Individuals will be able to keep their current health coverage and join a separate Medicare drug plan only if they have one of the following:
- a Private Fee-for-Service plan
- a Medical Savings Account plan
- a cost plan
- certain employer-sponsored Medicare plans
If people already have creditable drug coverage, such as the Federal Employee Health Benefits Program, it may be best for them to keep their current plan. All Marketplace plans include prescription drug coverage.
All plans will contain a formulary, which is a list of drugs that the plan covers.

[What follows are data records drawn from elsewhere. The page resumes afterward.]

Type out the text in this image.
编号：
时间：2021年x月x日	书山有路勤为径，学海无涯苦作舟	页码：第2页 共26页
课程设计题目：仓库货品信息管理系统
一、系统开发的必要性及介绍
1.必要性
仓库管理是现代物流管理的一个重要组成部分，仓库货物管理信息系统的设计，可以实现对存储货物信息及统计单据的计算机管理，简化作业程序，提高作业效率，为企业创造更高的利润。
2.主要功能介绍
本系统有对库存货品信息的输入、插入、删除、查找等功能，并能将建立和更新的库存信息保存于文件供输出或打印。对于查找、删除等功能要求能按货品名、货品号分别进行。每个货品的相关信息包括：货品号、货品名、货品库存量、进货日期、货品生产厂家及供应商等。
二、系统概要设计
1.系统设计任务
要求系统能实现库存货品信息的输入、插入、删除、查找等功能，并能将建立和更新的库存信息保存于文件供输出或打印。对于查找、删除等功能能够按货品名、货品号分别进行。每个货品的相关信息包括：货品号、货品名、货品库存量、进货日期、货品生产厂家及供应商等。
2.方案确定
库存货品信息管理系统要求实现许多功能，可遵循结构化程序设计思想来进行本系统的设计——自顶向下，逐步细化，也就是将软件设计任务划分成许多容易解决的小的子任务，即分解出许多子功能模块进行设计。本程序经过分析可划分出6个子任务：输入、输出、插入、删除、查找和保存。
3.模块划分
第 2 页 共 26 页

This list will include both generic and brand-name drugs.
People may want to look through the formulary to see whether a plan covers the drugs they need and how much the drugs cost, although plans may change their formularies.
When looking for suitable drug coverage, people may also want to:
- look at coverage gap costs, which may cause them to pay higher rates for prescription drugs for a certain period of time
- consider a low deductible, if they want to balance their drug costs throughout the year
- look for drug plans with tiers that charge less for generic drugs, if they mostly use generic drugs
- consider a plan with lower monthly premiums, if they want drug coverage for peace of mind rather than to cover regular medical costs
To apply for a Medicare drug plan, people can search the Medicare Plan Finder to compare different plans.
Once people have found a plan, they can enroll for it through the Medicare website, by completing a paper form, by calling the plan, or by calling 1-800-MEDICARE.
It is important that people enroll by the correct deadline to avoid paying a late enrollment penalty.
A stand-alone prescription drug coverage plan is a Part D prescription plan, which helps cover the costs of prescription medications.
Medicare enrollees may add Part D to original Medicare.
People with other health insurance, such as employer or union coverage, may also be eligible for Part D drug coverage if they do not have creditable drug coverage.